A discussion and useful techniques for learning and teaching idioms.
Snowed under with work? Up to your neck in debt? Mortgage like a millstone round your neck?
Or perhaps you are more fortunate. Maybe you are head over heels in love? On the crest of a wave? Laughing all the way to the bank? Perhaps the world is your oyster.
In any case, you are clearly suffering from an excess of idioms, a term defined as “an expression whose meaning is different from the meaning of the individual words”* or different from its literal meaning. Even a cursory glance at a daily newspaper in the UK will reveal the extent to which idioms are a part of everyday language.
For language teachers and learners of foreign languages, however, the question is whether it is worth paying any attention to idioms. Some would argue that nothing sounds worse than a language learner using an idiom inappropriately, either through a slightly incorrect use of the idiom (for example “head over feet in love”) or through using it in an inappropriate context (“snowed under with shopping”). Indeed, there seems little point in learning a range of idiomatic expressions and then waiting for a suitable opportunity to work them into the conversation. On the other hand, learners who have reached a reasonable level of proficiency in the foreign language often complain that there is nothing left to learn. All the major structures have been covered, they already have an extensive vocabulary and they can communicate in a variety of situations using a wide range of expressions, but they still want to study and they still want to improve.
Learning idioms would seem to be the answer. An appreciation of such expressions and a feeling for how and when they are used can certainly improve the learner’s ability to read in the target language and to understand colloquial conversation. If the study of idioms is undertaken with the aim of improving receptive skills first and foremost, this will help to avoid the kind of problems with inappropriate use outlined above. But how can the learner make sense of the plethora of idiomatic expressions that exist in everyday speech and writing? How can they even scratch the surface and approach this area of language in a systematic way?
One approach is to take certain basic key words in the target language and organise your notes selectively around them. For example, the English word head is the key word in a large number of idioms. The Macmillan English Dictionary for Advanced Learners lists (with definitions and notes on degree of formality) no fewer than 40 idioms in everyday use that contain this word. Other productive key words to look up in the dictionary for this purpose include colours, common animals, parts of the body, basic adjectives (eg long, fast) and natural phenomena (e.g. wind, sun). The advantages of using an up-to-date dictionary to refer to these terms as opposed to a practice book devoted to idioms is that there is often an attempt to be all-encompassing in such books with the result that expressions that are slightly obscure or old-fashioned are included.
Another approach is to compare idioms in the target language with idioms in the mother tongue.
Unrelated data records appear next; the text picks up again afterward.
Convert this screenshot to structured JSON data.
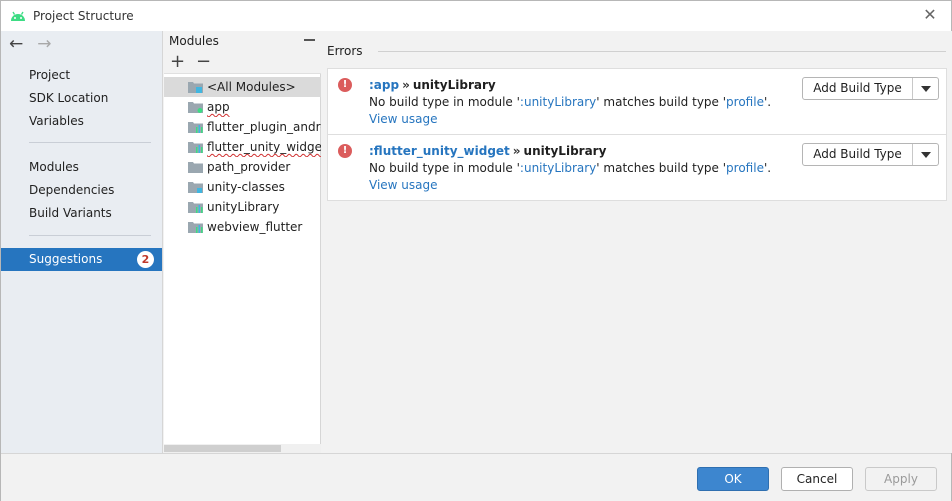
{
  "window": {
    "title": "Project Structure"
  },
  "nav": {
    "back_icon": "arrow-left-icon",
    "forward_icon": "arrow-right-icon",
    "items": [
      {
        "label": "Project"
      },
      {
        "label": "SDK Location"
      },
      {
        "label": "Variables"
      },
      {
        "label": "Modules"
      },
      {
        "label": "Dependencies"
      },
      {
        "label": "Build Variants"
      },
      {
        "label": "Suggestions",
        "badge": "2",
        "selected": true
      }
    ]
  },
  "modules_panel": {
    "title": "Modules",
    "add_icon": "plus-icon",
    "remove_icon": "minus-icon",
    "items": [
      {
        "label": "<All Modules>",
        "selected": true
      },
      {
        "label": "app"
      },
      {
        "label": "flutter_plugin_android_lifecycle"
      },
      {
        "label": "flutter_unity_widget"
      },
      {
        "label": "path_provider"
      },
      {
        "label": "unity-classes"
      },
      {
        "label": "unityLibrary"
      },
      {
        "label": "webview_flutter"
      }
    ]
  },
  "errors_panel": {
    "label": "Errors",
    "errors": [
      {
        "module": ":app",
        "separator": "»",
        "target": "unityLibrary",
        "msg_prefix": "No build type in module '",
        "msg_module": ":unityLibrary",
        "msg_middle": "' matches build type '",
        "msg_build_type": "profile",
        "msg_suffix": "'.",
        "view_usage": "View usage",
        "action": "Add Build Type"
      },
      {
        "module": ":flutter_unity_widget",
        "separator": "»",
        "target": "unityLibrary",
        "msg_prefix": "No build type in module '",
        "msg_module": ":unityLibrary",
        "msg_middle": "' matches build type '",
        "msg_build_type": "profile",
        "msg_suffix": "'.",
        "view_usage": "View usage",
        "action": "Add Build Type"
      }
    ]
  },
  "footer": {
    "ok": "OK",
    "cancel": "Cancel",
    "apply": "Apply"
  },
  "colors": {
    "accent": "#2675bf",
    "error": "#db5c5c",
    "ok_button": "#3d86cf"
  }
}
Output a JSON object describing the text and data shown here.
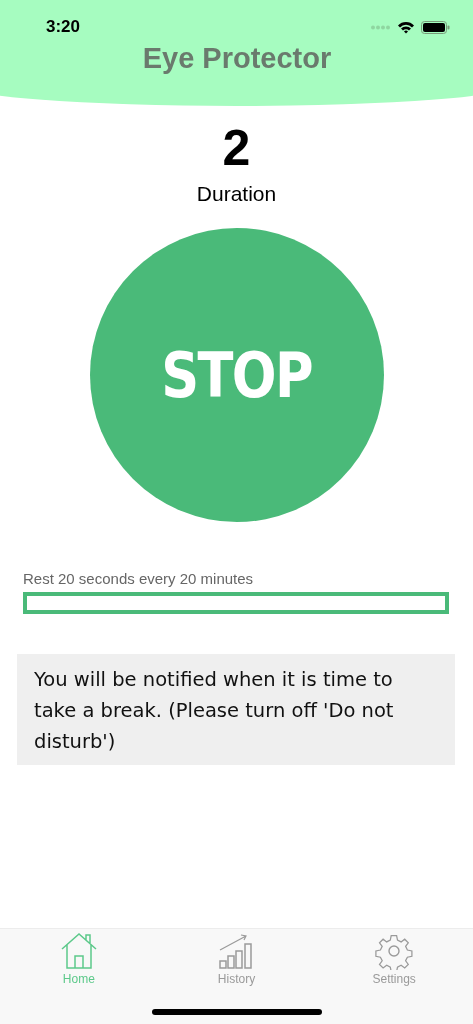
{
  "status_bar": {
    "time": "3:20"
  },
  "header": {
    "title": "Eye Protector"
  },
  "counter": {
    "value": "2",
    "label": "Duration"
  },
  "stop_button": {
    "label": "STOP"
  },
  "rest": {
    "label": "Rest 20 seconds every 20 minutes",
    "level": 0
  },
  "notice": "You will be notified when it is time to take a break. (Please turn off 'Do not disturb')",
  "tabs": [
    {
      "kind": "home",
      "label": "Home",
      "selected": true
    },
    {
      "kind": "history",
      "label": "History",
      "selected": false
    },
    {
      "kind": "settings",
      "label": "Settings",
      "selected": false
    }
  ]
}
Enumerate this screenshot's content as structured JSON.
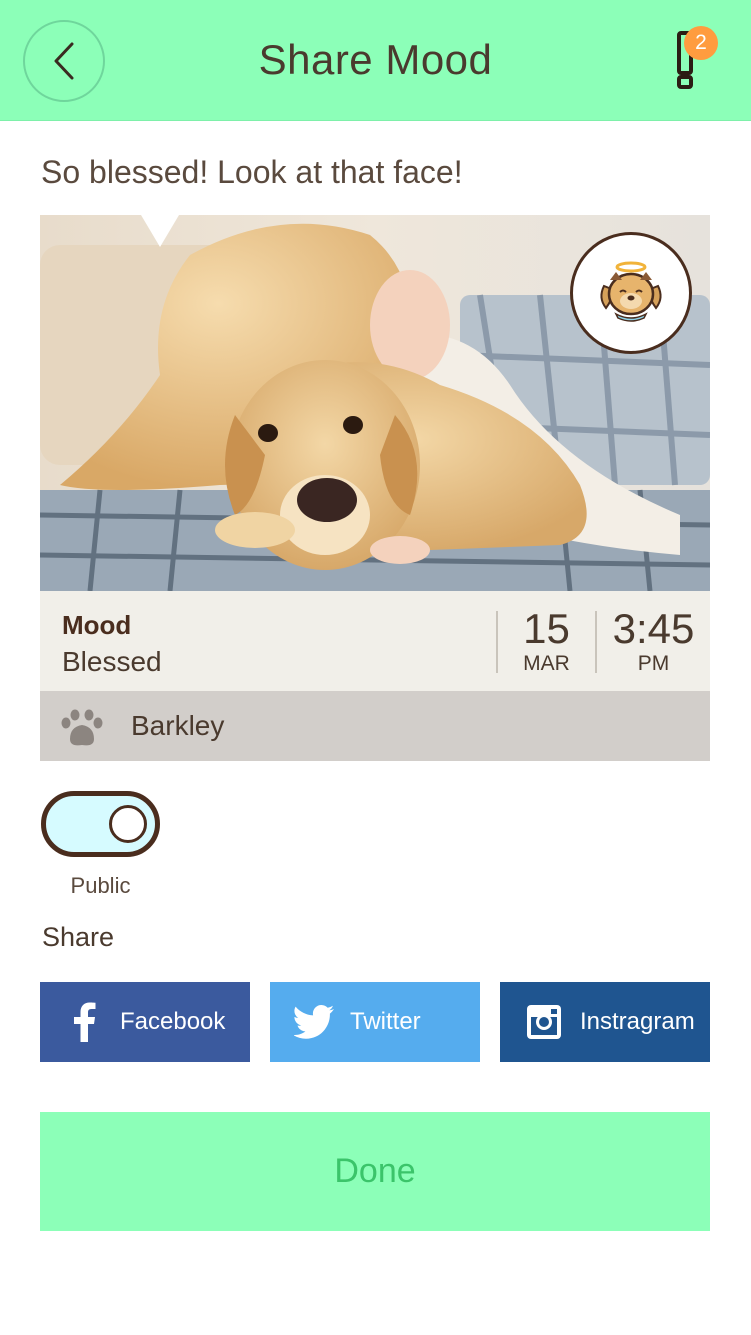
{
  "header": {
    "title": "Share Mood",
    "notification_count": "2"
  },
  "post": {
    "caption": "So blessed! Look at that face!"
  },
  "mood": {
    "label": "Mood",
    "value": "Blessed",
    "day": "15",
    "month": "MAR",
    "time": "3:45",
    "ampm": "PM"
  },
  "pet": {
    "name": "Barkley"
  },
  "privacy": {
    "label": "Public",
    "enabled": true
  },
  "share": {
    "title": "Share",
    "buttons": [
      {
        "label": "Facebook",
        "color": "#3b5a9e"
      },
      {
        "label": "Twitter",
        "color": "#55acee"
      },
      {
        "label": "Instragram",
        "color": "#1f5590"
      }
    ]
  },
  "done": {
    "label": "Done"
  },
  "colors": {
    "accent": "#8cffb8",
    "brand_brown": "#4a2d1e",
    "badge_orange": "#ff9c3f"
  }
}
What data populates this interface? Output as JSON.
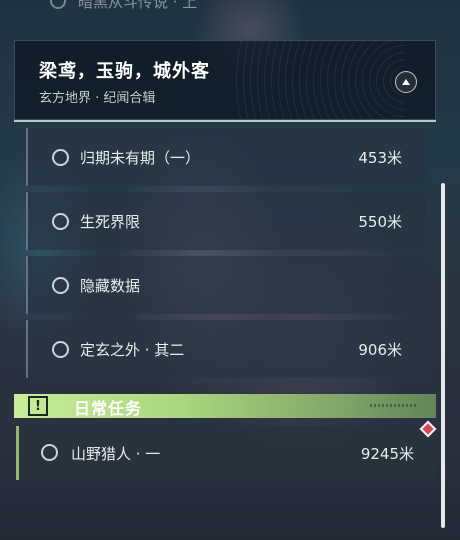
{
  "previous_item_partial": "暗黑从斗传说 · 上",
  "chapter": {
    "title": "梁鸢，玉驹，城外客",
    "subtitle": "玄方地界 · 纪闻合辑"
  },
  "quests": [
    {
      "name": "归期未有期（一）",
      "distance": "453米"
    },
    {
      "name": "生死界限",
      "distance": "550米"
    },
    {
      "name": "隐藏数据",
      "distance": ""
    },
    {
      "name": "定玄之外 · 其二",
      "distance": "906米"
    }
  ],
  "daily": {
    "title": "日常任务",
    "icon": "alert-icon",
    "icon_glyph": "!",
    "quest": {
      "name": "山野猎人 · 一",
      "distance": "9245米"
    }
  },
  "colors": {
    "accent_green": "#bfe591",
    "pin_red": "#d9475a"
  }
}
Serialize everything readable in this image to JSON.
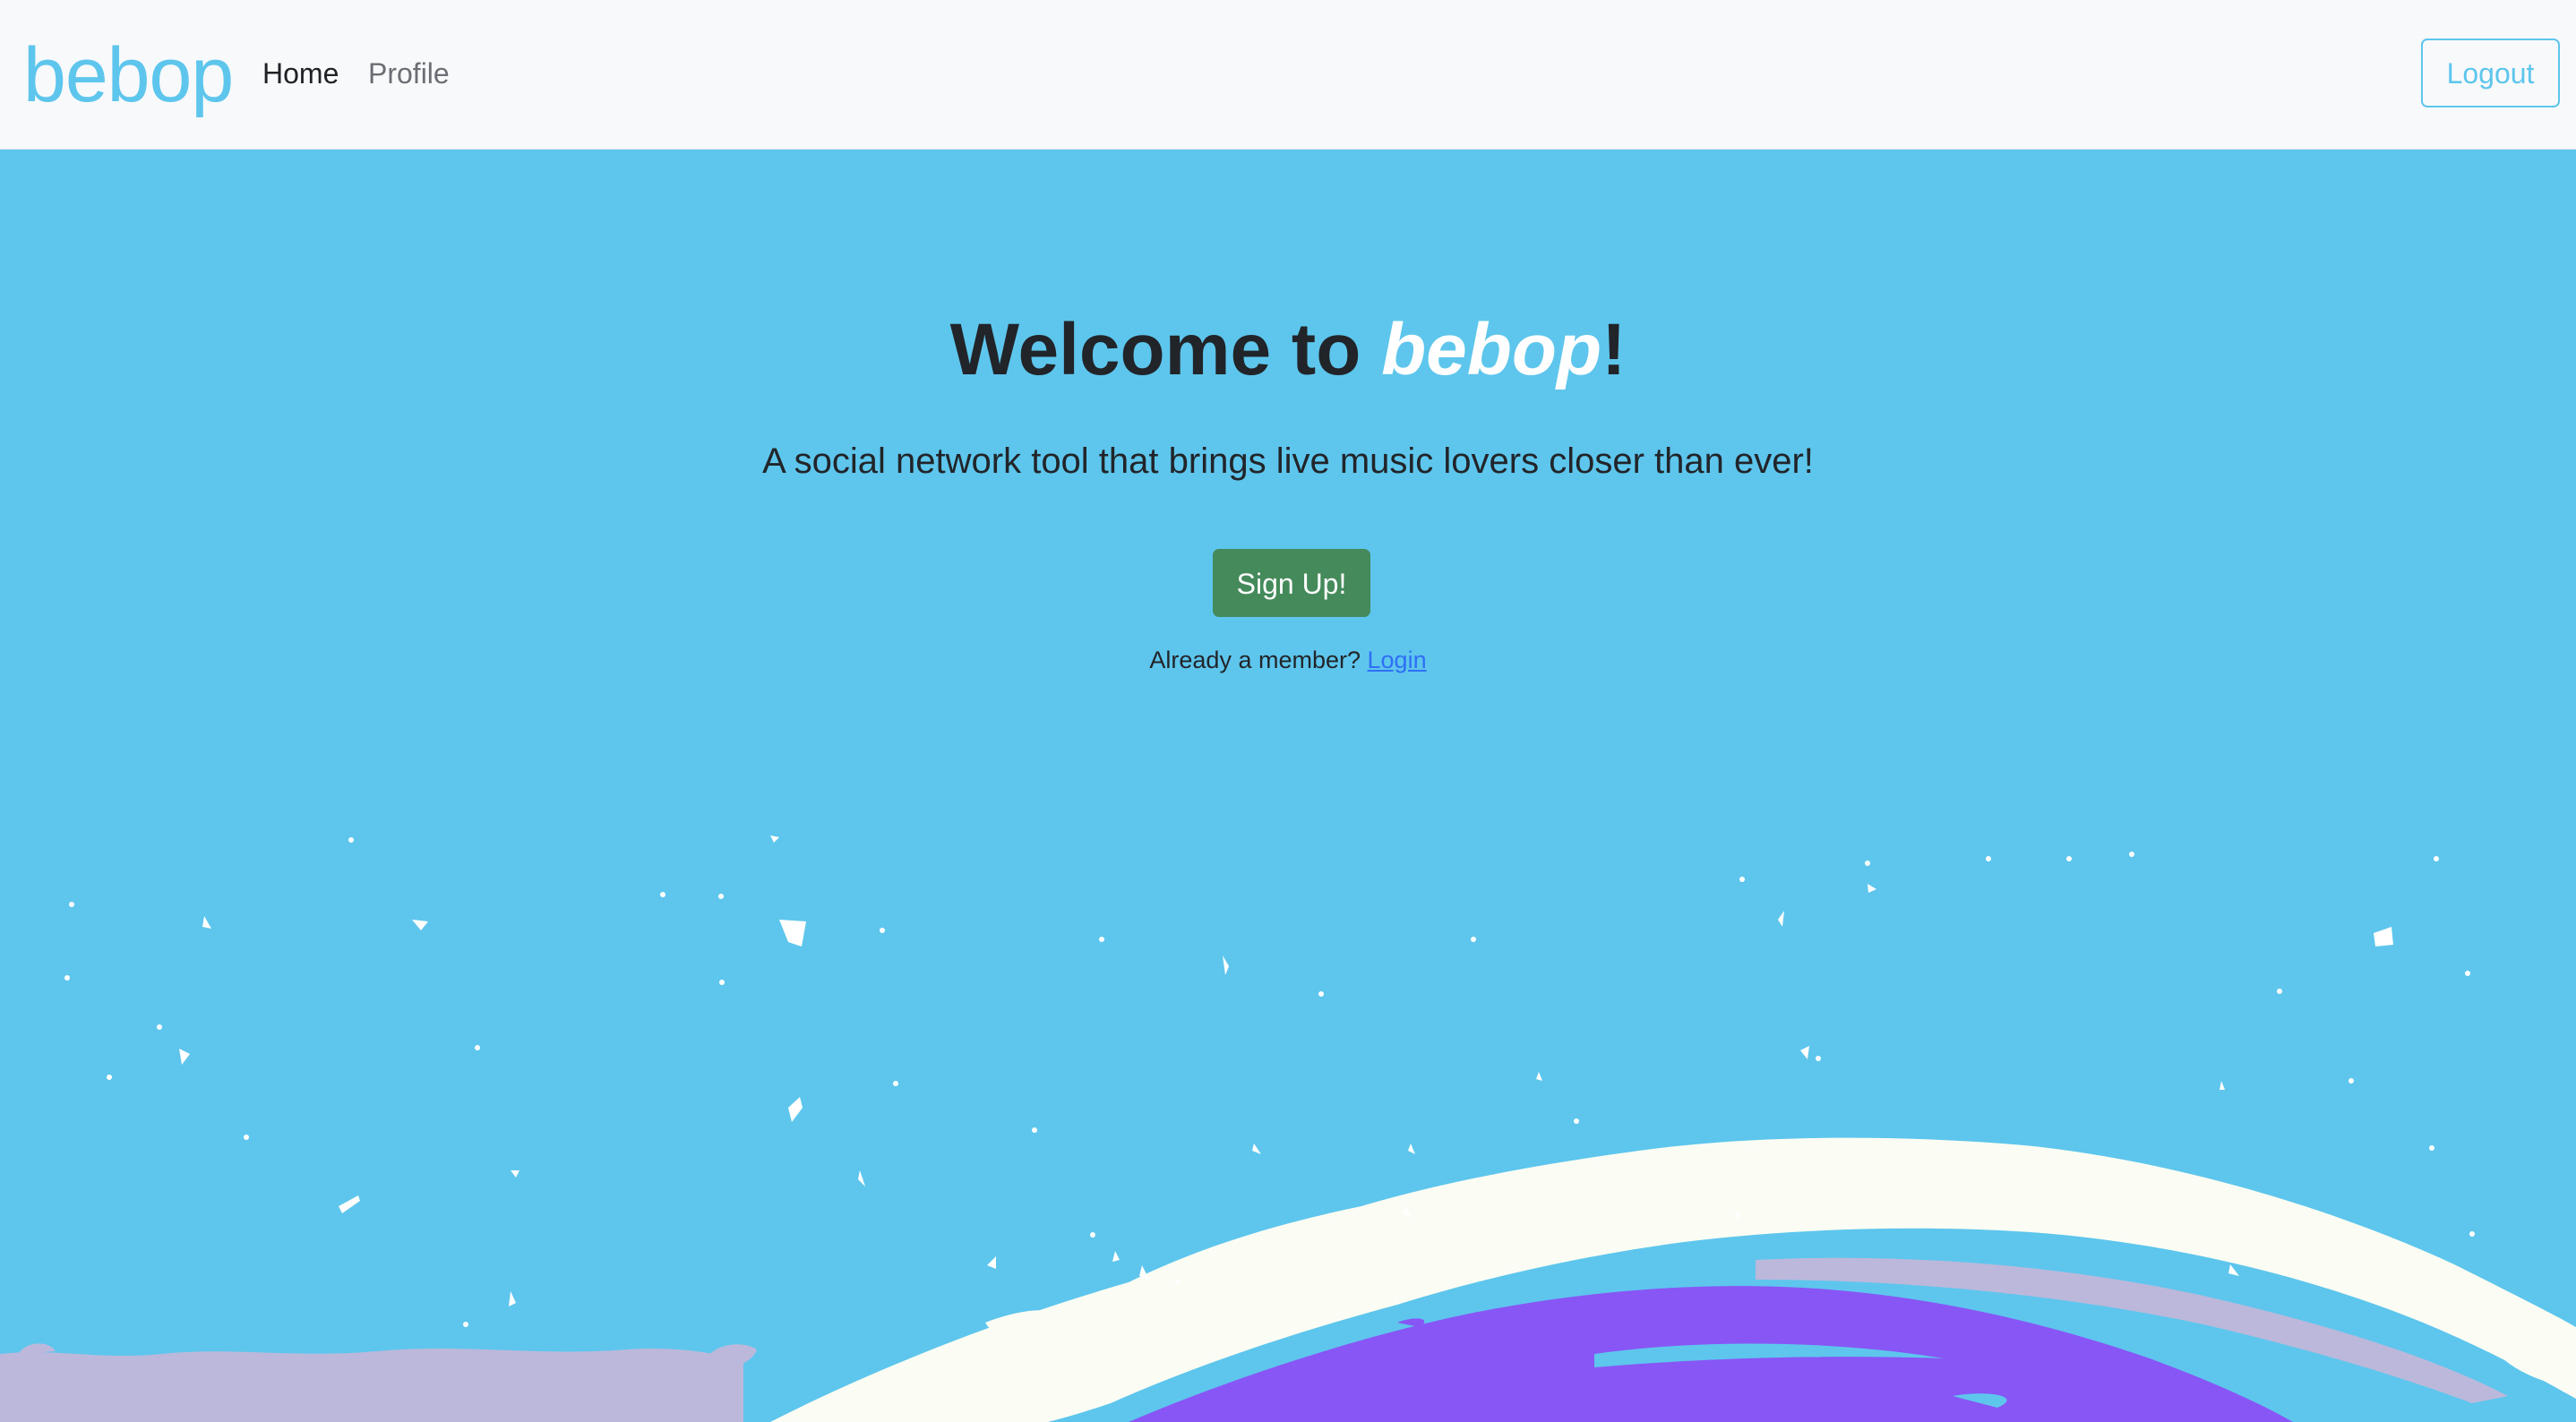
{
  "navbar": {
    "brand": "bebop",
    "links": [
      {
        "label": "Home",
        "active": true
      },
      {
        "label": "Profile",
        "active": false
      }
    ],
    "logout_label": "Logout"
  },
  "hero": {
    "title_prefix": "Welcome to ",
    "title_brand": "bebop",
    "title_suffix": "!",
    "lead": "A social network tool that brings live music lovers closer than ever!",
    "signup_label": "Sign Up!",
    "member_prompt": "Already a member?",
    "login_label": "Login"
  },
  "colors": {
    "accent": "#5ec6ec",
    "navbar_bg": "#f8f9fb",
    "signup_green": "#458a5b",
    "link_blue": "#2f6ff5",
    "art_white": "#fbfdf4",
    "art_purple": "#8856f5",
    "art_lavender": "#bbb8dc"
  }
}
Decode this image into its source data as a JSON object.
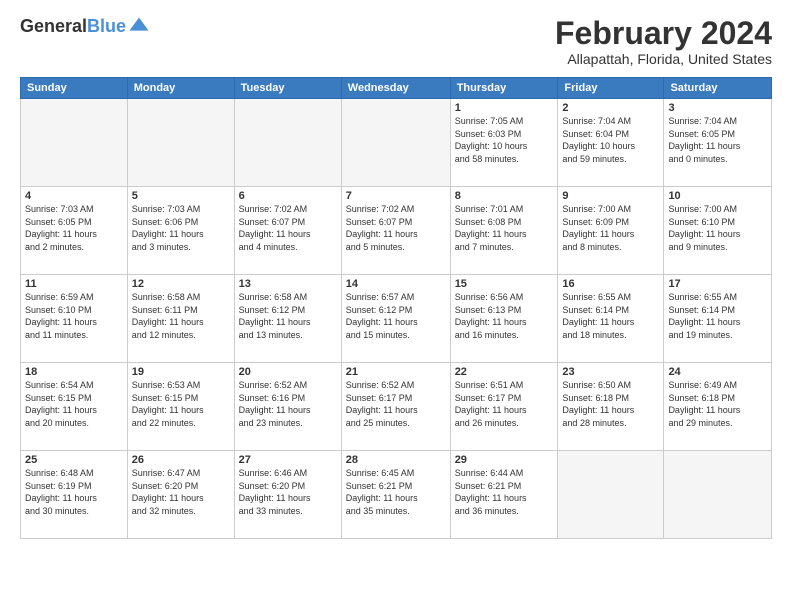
{
  "header": {
    "logo_line1": "General",
    "logo_line2": "Blue",
    "title": "February 2024",
    "subtitle": "Allapattah, Florida, United States"
  },
  "weekdays": [
    "Sunday",
    "Monday",
    "Tuesday",
    "Wednesday",
    "Thursday",
    "Friday",
    "Saturday"
  ],
  "weeks": [
    [
      {
        "num": "",
        "info": ""
      },
      {
        "num": "",
        "info": ""
      },
      {
        "num": "",
        "info": ""
      },
      {
        "num": "",
        "info": ""
      },
      {
        "num": "1",
        "info": "Sunrise: 7:05 AM\nSunset: 6:03 PM\nDaylight: 10 hours\nand 58 minutes."
      },
      {
        "num": "2",
        "info": "Sunrise: 7:04 AM\nSunset: 6:04 PM\nDaylight: 10 hours\nand 59 minutes."
      },
      {
        "num": "3",
        "info": "Sunrise: 7:04 AM\nSunset: 6:05 PM\nDaylight: 11 hours\nand 0 minutes."
      }
    ],
    [
      {
        "num": "4",
        "info": "Sunrise: 7:03 AM\nSunset: 6:05 PM\nDaylight: 11 hours\nand 2 minutes."
      },
      {
        "num": "5",
        "info": "Sunrise: 7:03 AM\nSunset: 6:06 PM\nDaylight: 11 hours\nand 3 minutes."
      },
      {
        "num": "6",
        "info": "Sunrise: 7:02 AM\nSunset: 6:07 PM\nDaylight: 11 hours\nand 4 minutes."
      },
      {
        "num": "7",
        "info": "Sunrise: 7:02 AM\nSunset: 6:07 PM\nDaylight: 11 hours\nand 5 minutes."
      },
      {
        "num": "8",
        "info": "Sunrise: 7:01 AM\nSunset: 6:08 PM\nDaylight: 11 hours\nand 7 minutes."
      },
      {
        "num": "9",
        "info": "Sunrise: 7:00 AM\nSunset: 6:09 PM\nDaylight: 11 hours\nand 8 minutes."
      },
      {
        "num": "10",
        "info": "Sunrise: 7:00 AM\nSunset: 6:10 PM\nDaylight: 11 hours\nand 9 minutes."
      }
    ],
    [
      {
        "num": "11",
        "info": "Sunrise: 6:59 AM\nSunset: 6:10 PM\nDaylight: 11 hours\nand 11 minutes."
      },
      {
        "num": "12",
        "info": "Sunrise: 6:58 AM\nSunset: 6:11 PM\nDaylight: 11 hours\nand 12 minutes."
      },
      {
        "num": "13",
        "info": "Sunrise: 6:58 AM\nSunset: 6:12 PM\nDaylight: 11 hours\nand 13 minutes."
      },
      {
        "num": "14",
        "info": "Sunrise: 6:57 AM\nSunset: 6:12 PM\nDaylight: 11 hours\nand 15 minutes."
      },
      {
        "num": "15",
        "info": "Sunrise: 6:56 AM\nSunset: 6:13 PM\nDaylight: 11 hours\nand 16 minutes."
      },
      {
        "num": "16",
        "info": "Sunrise: 6:55 AM\nSunset: 6:14 PM\nDaylight: 11 hours\nand 18 minutes."
      },
      {
        "num": "17",
        "info": "Sunrise: 6:55 AM\nSunset: 6:14 PM\nDaylight: 11 hours\nand 19 minutes."
      }
    ],
    [
      {
        "num": "18",
        "info": "Sunrise: 6:54 AM\nSunset: 6:15 PM\nDaylight: 11 hours\nand 20 minutes."
      },
      {
        "num": "19",
        "info": "Sunrise: 6:53 AM\nSunset: 6:15 PM\nDaylight: 11 hours\nand 22 minutes."
      },
      {
        "num": "20",
        "info": "Sunrise: 6:52 AM\nSunset: 6:16 PM\nDaylight: 11 hours\nand 23 minutes."
      },
      {
        "num": "21",
        "info": "Sunrise: 6:52 AM\nSunset: 6:17 PM\nDaylight: 11 hours\nand 25 minutes."
      },
      {
        "num": "22",
        "info": "Sunrise: 6:51 AM\nSunset: 6:17 PM\nDaylight: 11 hours\nand 26 minutes."
      },
      {
        "num": "23",
        "info": "Sunrise: 6:50 AM\nSunset: 6:18 PM\nDaylight: 11 hours\nand 28 minutes."
      },
      {
        "num": "24",
        "info": "Sunrise: 6:49 AM\nSunset: 6:18 PM\nDaylight: 11 hours\nand 29 minutes."
      }
    ],
    [
      {
        "num": "25",
        "info": "Sunrise: 6:48 AM\nSunset: 6:19 PM\nDaylight: 11 hours\nand 30 minutes."
      },
      {
        "num": "26",
        "info": "Sunrise: 6:47 AM\nSunset: 6:20 PM\nDaylight: 11 hours\nand 32 minutes."
      },
      {
        "num": "27",
        "info": "Sunrise: 6:46 AM\nSunset: 6:20 PM\nDaylight: 11 hours\nand 33 minutes."
      },
      {
        "num": "28",
        "info": "Sunrise: 6:45 AM\nSunset: 6:21 PM\nDaylight: 11 hours\nand 35 minutes."
      },
      {
        "num": "29",
        "info": "Sunrise: 6:44 AM\nSunset: 6:21 PM\nDaylight: 11 hours\nand 36 minutes."
      },
      {
        "num": "",
        "info": ""
      },
      {
        "num": "",
        "info": ""
      }
    ]
  ]
}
This can be both an interesting exercise in itself and a means of remembering idioms more effectively. To take the first example in this article, you can also be “up to your eyes in work”. In French and Italian one is submerged in it, in German suffocated in it, in Spanish either inundated in it or up to one's eyes in it and in Serbian you have it over your head. By the way, the expression It's raining cats and dogs is very old-fashioned. These days people are much more likely to say It's pouring, it's tipping it down or, most commonly, in British English at any rate, it's p*ssing down!
* Macmillan English Dictionary for Advanced Learners, p 710.